私はですね、えー、日本は「まあまあ、なあなあ」の社会だから、ま、こんなことがあっても医療は大丈夫だと思われる人もいるでしょうけどね、だけど私は、これはやっぱりダメだと思いますね。えー、厚労省、医師会、そしてその医師本人…発言された医師本人の、まずは誠意に期待したいと思います、ええ。





ま、厚労省は国民のために存在します。医師会もですね、医師のためもあるけど患者のためにも存在しとります。だからこの医療の正常化というものをですね(音声が飛んでいて不明)…の責任がある厚労省と医師会が、まずは村の掟ではなくて、近代国家の法律と倫理に基づいた行動を望みたいと思います。

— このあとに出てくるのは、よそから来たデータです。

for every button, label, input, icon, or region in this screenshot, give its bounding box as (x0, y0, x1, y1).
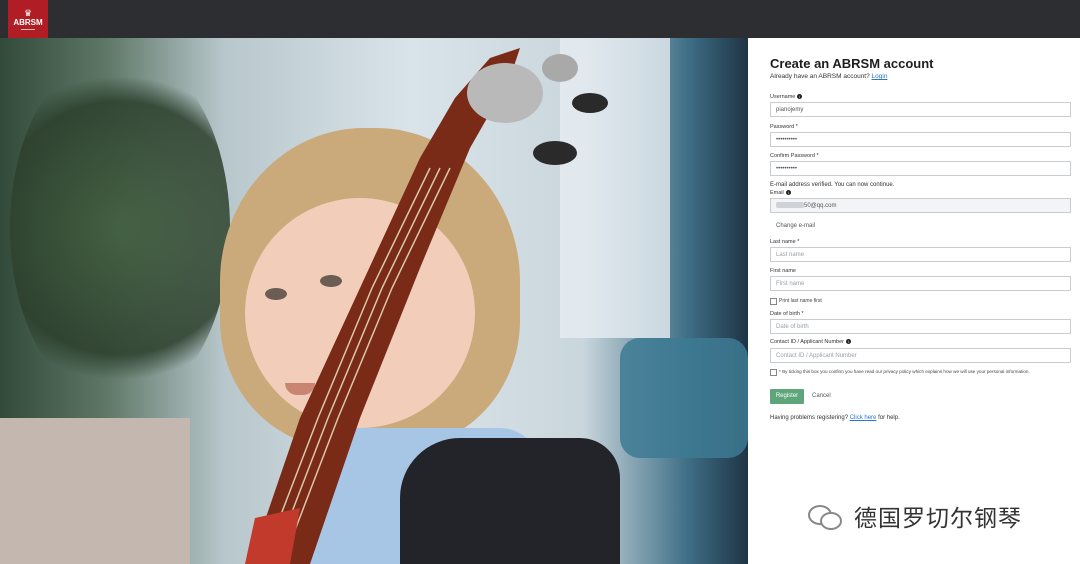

最低でもですね、えー、なぜこのようなことを医師が言ってもいいのか? と。医師の権限ってのはどこまであるのか? と。治療における放射線の被曝と、それから東電の被曝というのは同じなのか? ま、このぐらいの解釈はですね、はっきりとした解釈を厚労省と医師会とで述べて頂きたい。私が厚労省の法律を読む限り…電離放射線障害防止規則ですね、それはまったく違うことが書いてあります。





ですから厚労省はやっぱり、えー、国民の税金を使った、あー、この…省庁としてですね、ここは毅然たる態度、もしくはステイトメントをですね、えー、出して頂きたい、と。これは日本の医療にとって極めて大切なことだ、と。そうしないとお医者さんはなんでもやっていい、と…まぁいうことになって、えー、大変に信頼性を失うと私は思っております。